When he saw that they were looking for him and following him, he left. He went to the mountains. He didn’t want to leave them there either! So in ’49 they started to go up the mountain. There was Arnăuțoiu brothers, with Arsenescu three, with Chircă four, then Chircă’s boys joined, and Ticu Jubleanu with his wife Mărioara and his son. He was the last one left and shot himself in the house, where they caught them. That’s how it was, I’m not lying.
They took turns leaving. It was one after the other, one after the other. We helped them. We didn’t leave until they took us away and put us in prison. A gypsy. It was bad, ma’am. Look, I’ve got a bullet hole in the door, you can see it, a bullet hole. And they’re mad at me for talking. Well, I would shout, ma’am. There’s so much to say… But I’m afraid, I’m not 38 years old anymore. I can’t run through the gardens, I can’t walk, you can see my feet and hands.
I remember how they put these tin glasses on me, God forbid you should know what they are, and took me by the arm because I couldn’t see in the corridor. And either he stopped me or I stumbled – I came down, like this. And he kicked me here, in the side. He lives in Pitești. Oprea. A lady I was sitting with in the cell came and said to me: ‘Come and see Oprea’s belly. I said: ‘He has a belly and I’m all dried up, because you can see me as I am, just skin and bones. I’m like a mask now, madam, due to the tortures I’ve suffered and the ill heart I’ve had. There. And I’ll live at home and find nothing! I have found nothing. If I cut my finger, I’d have nothing to bind myself with. Everything I left in my house and in my shed and in my yard – I found nothing. I can’t tell you how much bitterness I had inside me and how much pain those thieves caused me…
Ten years in the mountains. Ten years later the Security Service caught them.

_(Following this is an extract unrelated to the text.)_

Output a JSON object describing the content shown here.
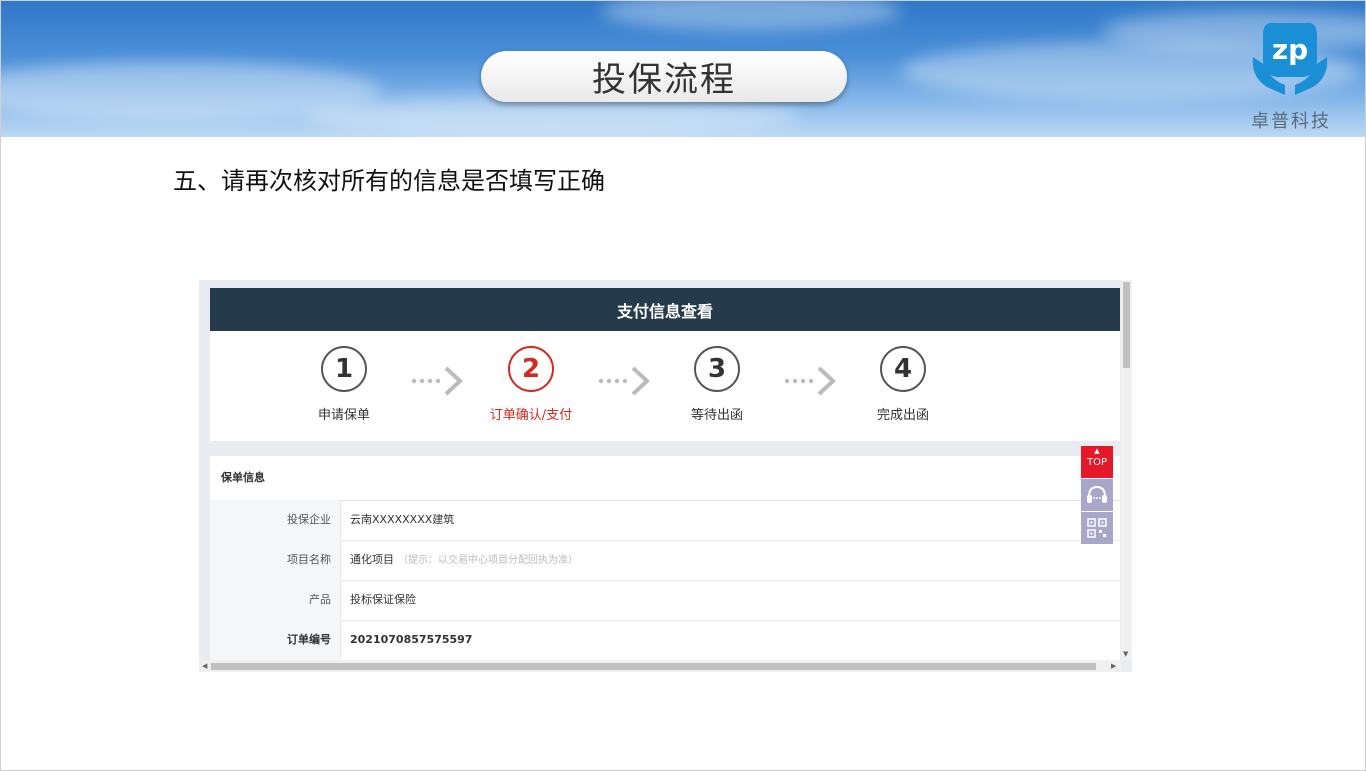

Then Chircă was dead in the mountains, his boys were locked up, I was locked up. But I left another one in my place. I spoke to her before she locked me up. Marinico, I say, if she locks me up, watch out! I mean, don’t starve. But they didn’t catch me, ma’am, God protected me and I knew how to protect myself and I didn’t tell anybody. And now I have a lot of secrets, but I won’t tell them until I’m dead. Because look, madam, you don’t know who you’re talking to and they’ll hear you and shoot you.